Bu kadar kısa zamanda, onunla kendimi bu ilişki içerisinde bulmayı bile geçmiştim, sadece aklımda bembeyaz takım elbise giydiğim o gün ve o şık adam canlanmıştı. Tüm yaraları kumaşlarla kapatılmış, üstü örtülmüş ve yüzüne yalancı bir gülümseme asılmış yakışıklı ve şık adam, Han Jisung.
Öyle gözüküyor olmalıydım yani..

Başımı yastığa koyduğumda ne kadar Minho'yla rahat olsam da ailemin delirip ona bir şey yapacak olma ihtimalleri delirtiyordu beni, onu istedikleri gibi önlerinden kaldırabilir ve beni yine kendilerine uydurabilirlerdi. Belki bir süreliğine bunlardan kurtulmuştum ama kim bilirdi? Belki Minho'yu bir gece ansızın bulamayacaktım odada, onu evde aradığımda belki kana bulanmış olacaktı vücudu, gözlerini belki tamamen kapatmış olacak, bir cesete dönecekti.

Aklıma bu kadar korkunç fikirlerin gelmesine karşı bir anlığına yanımda yatan ve düzenli nefes alan Kızıl'a diktim gözlerimi ve derin bir nefes vererek ben de kapattım gözlerimi..
Geçmişte ne yaşadı bilmiyordum, bana asla anlatmıyordu ve hiç açık bile vermiyordu. Cidden onu sıradan bir insan olarak görmemi istiyor gibiydi...

Saatler, dakikalar, saniyeler geçmişti. Rüyadan rüyaya gitmeyi beklemiştim ama tahminimce tam iki saattir uyuyamıyordum. Sürekli başıma bir ağrı vuruyor, beni rahatsız ediyordu ve kaşlarımı çatmama neden oluyordu. Karanlıktaydım ama kulaklarımda haykırışlar, ve ateş sesleri yankı ediyordu.
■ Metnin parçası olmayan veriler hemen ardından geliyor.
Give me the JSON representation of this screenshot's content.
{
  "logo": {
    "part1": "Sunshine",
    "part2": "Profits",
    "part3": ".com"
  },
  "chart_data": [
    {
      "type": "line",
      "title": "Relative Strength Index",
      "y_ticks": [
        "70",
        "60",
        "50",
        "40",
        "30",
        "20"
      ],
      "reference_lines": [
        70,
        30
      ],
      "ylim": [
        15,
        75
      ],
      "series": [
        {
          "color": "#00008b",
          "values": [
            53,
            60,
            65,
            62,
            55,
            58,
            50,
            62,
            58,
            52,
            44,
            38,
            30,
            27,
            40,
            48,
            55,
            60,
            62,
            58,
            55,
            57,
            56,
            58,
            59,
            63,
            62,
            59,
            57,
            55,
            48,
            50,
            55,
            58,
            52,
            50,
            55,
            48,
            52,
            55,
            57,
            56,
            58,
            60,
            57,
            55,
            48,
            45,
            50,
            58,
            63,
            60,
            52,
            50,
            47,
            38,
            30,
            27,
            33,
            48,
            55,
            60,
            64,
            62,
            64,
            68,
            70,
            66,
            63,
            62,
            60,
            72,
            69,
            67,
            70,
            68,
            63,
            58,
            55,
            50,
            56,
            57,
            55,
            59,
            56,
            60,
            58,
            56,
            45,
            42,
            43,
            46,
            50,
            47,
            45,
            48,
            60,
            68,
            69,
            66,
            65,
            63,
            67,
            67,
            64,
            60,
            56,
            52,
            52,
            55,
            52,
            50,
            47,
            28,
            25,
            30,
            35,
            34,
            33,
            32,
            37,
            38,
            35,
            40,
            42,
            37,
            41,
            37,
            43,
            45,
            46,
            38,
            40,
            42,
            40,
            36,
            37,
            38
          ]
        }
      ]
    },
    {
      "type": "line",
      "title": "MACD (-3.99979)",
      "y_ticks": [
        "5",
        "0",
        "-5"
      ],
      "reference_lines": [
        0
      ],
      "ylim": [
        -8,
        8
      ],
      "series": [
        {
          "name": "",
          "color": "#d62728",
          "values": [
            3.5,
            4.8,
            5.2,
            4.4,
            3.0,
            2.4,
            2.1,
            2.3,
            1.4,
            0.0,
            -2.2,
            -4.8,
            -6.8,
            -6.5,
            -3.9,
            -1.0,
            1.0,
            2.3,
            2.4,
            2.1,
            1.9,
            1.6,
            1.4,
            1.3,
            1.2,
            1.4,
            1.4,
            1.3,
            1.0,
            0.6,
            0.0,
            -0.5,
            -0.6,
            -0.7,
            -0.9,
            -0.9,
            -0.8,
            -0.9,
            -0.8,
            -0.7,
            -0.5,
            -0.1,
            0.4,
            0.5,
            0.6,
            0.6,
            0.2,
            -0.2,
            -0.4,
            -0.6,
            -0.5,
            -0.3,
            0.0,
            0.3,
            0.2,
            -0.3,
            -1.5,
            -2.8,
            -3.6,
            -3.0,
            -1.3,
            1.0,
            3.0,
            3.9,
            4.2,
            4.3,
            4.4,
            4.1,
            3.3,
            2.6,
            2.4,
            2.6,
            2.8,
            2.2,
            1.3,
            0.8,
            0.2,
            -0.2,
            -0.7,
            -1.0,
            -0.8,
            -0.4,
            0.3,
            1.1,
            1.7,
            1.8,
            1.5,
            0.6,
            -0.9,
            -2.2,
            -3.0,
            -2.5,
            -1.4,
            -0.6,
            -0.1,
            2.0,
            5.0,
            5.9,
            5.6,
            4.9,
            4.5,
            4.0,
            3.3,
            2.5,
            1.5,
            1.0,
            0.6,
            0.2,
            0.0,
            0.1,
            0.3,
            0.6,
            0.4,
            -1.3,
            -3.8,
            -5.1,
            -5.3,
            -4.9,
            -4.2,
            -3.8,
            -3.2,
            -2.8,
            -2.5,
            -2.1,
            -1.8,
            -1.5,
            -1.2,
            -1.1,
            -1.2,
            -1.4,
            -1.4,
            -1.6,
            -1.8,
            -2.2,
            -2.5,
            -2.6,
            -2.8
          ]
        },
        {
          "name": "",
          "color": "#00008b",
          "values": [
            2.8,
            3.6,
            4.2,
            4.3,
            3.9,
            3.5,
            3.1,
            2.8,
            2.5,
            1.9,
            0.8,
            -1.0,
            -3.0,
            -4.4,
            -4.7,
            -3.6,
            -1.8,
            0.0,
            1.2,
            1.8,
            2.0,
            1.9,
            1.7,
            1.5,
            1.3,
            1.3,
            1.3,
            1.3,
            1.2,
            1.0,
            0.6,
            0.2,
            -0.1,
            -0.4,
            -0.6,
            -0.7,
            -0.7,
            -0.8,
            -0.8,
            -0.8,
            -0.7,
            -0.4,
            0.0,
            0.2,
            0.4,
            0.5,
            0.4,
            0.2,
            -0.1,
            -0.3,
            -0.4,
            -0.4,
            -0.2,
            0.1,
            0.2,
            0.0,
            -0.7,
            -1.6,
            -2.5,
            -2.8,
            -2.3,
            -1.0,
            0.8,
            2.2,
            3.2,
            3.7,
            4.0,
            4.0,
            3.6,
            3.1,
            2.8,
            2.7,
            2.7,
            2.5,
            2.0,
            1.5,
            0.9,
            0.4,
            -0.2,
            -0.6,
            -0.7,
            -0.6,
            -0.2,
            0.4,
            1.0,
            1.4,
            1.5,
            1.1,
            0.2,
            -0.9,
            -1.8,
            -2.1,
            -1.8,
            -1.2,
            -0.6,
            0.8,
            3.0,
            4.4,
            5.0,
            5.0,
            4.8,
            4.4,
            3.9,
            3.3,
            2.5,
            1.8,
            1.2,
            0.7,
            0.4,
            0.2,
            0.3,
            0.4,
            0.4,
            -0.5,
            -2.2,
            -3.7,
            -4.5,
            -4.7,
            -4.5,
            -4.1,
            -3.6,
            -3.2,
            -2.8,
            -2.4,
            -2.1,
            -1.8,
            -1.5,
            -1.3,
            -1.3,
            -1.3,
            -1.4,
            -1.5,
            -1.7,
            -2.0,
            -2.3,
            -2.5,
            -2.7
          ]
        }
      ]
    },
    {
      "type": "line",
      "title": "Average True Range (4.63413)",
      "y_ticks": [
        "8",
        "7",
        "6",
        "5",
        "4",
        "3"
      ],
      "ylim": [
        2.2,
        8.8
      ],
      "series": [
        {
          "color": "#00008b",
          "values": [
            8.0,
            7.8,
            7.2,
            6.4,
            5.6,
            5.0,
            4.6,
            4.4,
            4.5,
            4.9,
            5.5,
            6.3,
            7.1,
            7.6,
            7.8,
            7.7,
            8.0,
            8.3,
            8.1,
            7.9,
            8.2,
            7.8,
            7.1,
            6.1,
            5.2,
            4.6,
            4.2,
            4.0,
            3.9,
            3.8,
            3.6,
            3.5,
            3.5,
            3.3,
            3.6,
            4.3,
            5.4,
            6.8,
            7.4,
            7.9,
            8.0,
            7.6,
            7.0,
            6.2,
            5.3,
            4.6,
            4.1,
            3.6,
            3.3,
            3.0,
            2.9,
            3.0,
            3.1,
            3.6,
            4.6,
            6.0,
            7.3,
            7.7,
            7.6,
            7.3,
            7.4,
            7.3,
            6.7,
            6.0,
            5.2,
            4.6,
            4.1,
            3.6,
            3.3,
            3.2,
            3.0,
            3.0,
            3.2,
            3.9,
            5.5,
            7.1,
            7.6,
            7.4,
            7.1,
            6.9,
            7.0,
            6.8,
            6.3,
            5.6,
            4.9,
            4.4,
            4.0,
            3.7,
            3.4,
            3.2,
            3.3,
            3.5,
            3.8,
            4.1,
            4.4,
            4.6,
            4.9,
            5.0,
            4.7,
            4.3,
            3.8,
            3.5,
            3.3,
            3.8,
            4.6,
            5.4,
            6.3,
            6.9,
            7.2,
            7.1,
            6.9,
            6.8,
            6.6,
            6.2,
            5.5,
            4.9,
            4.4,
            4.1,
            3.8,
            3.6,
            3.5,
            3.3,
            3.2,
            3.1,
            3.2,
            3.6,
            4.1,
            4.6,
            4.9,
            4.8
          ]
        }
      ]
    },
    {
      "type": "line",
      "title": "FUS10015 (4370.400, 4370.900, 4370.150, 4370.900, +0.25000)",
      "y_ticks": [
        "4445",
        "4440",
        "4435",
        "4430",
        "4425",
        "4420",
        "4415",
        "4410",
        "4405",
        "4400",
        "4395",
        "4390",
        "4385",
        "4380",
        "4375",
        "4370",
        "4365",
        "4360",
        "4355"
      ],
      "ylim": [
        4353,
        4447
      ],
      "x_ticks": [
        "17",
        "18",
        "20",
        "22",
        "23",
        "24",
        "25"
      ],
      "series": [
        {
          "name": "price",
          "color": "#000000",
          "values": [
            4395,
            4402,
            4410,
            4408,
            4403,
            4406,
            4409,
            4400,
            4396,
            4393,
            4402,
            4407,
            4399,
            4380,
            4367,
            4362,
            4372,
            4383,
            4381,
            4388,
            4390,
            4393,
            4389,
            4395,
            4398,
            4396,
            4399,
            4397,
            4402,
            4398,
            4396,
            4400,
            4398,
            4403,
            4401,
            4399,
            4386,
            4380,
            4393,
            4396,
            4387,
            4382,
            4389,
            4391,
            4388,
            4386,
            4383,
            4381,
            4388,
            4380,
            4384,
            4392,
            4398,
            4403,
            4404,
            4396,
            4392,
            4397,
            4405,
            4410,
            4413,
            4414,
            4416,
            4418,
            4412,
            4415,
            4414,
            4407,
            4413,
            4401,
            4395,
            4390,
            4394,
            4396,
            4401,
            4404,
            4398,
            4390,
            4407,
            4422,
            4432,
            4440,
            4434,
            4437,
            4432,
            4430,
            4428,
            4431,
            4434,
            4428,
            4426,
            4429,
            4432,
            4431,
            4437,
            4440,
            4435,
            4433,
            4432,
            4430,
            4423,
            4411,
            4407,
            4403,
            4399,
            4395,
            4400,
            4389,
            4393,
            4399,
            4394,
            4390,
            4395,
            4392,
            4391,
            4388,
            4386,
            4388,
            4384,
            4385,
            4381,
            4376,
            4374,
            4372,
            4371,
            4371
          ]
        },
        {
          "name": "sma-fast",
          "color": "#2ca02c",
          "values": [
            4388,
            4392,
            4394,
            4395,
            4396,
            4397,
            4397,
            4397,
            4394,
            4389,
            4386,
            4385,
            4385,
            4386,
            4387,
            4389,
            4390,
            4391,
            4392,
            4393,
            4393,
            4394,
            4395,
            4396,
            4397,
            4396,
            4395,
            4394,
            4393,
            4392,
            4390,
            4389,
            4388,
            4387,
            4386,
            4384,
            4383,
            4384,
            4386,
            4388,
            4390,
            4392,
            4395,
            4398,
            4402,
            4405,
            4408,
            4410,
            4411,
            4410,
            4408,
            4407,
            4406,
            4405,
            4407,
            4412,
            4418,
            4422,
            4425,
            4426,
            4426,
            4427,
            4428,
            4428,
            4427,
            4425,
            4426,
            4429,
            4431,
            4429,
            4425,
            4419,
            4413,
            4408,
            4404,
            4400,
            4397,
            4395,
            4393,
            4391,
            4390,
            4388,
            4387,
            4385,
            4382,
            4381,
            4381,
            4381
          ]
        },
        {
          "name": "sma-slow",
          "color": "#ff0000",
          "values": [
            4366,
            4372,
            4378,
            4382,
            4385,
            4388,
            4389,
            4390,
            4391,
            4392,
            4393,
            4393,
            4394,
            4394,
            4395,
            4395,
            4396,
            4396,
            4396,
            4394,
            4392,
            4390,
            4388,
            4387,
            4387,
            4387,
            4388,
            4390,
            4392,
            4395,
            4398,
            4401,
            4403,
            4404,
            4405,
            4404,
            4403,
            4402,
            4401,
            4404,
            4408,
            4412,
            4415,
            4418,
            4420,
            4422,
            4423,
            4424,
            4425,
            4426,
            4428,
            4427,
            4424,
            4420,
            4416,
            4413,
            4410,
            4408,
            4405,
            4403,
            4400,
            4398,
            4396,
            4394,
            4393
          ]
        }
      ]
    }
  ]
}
Hızla yorganı üzerimden çekip doğrulduğumda ve yumruğumu sıkarak örtüyü izlediğimde yanımda boşluk hissettim. Saat gece ikiyi on geçiyordu, yanımda yatan adam şimdi yerinde değildi. Evet uyumaya çalışırken bir kıpırtı hissetmiştim, adımlarını ne kadar sessiz atmayı denese bile duymuştum onları ve bir el saçlarımı, sonra da yanaklarımı okşayıp çekilmişti oradan.  

Kaşlarım çatık halde kalktım yataktan ve yavaş bir yürüyüşle gittim boy aynasının karşısına, açıkta kalan yaralarımı süzdüm birer birer.
"Acaba çocuğum da omega doğarsa, ona da mı böyle olacak?"
Onun Omega olmasının ihtimali ürkütüyordu beni, ailemdeki herkes ya alfaydı ya da etkili bir omegaydı.

Bir tek annemle ben aynıydık, o babama gelin gittiği zaman ailede iyi tepki alamamış ve ezilmiş olmalıydı. Babam ona âşıkken annesi aralarına girmiş, annemle babamın arasını ta o zamandan bozmuştu bile. Annem bir Alfa doğurma umuduyla bana hamile kaldığında babam ona pek ilgi gösterememişti ve bu yüzden hastalanmıştı hamile haliyle. Üzerine bir de ilaç içmeye başlayınca pek sağlıklı doğmamıştım, ayrıca en kötüsü de bütün genlerimi de ondan almıştım.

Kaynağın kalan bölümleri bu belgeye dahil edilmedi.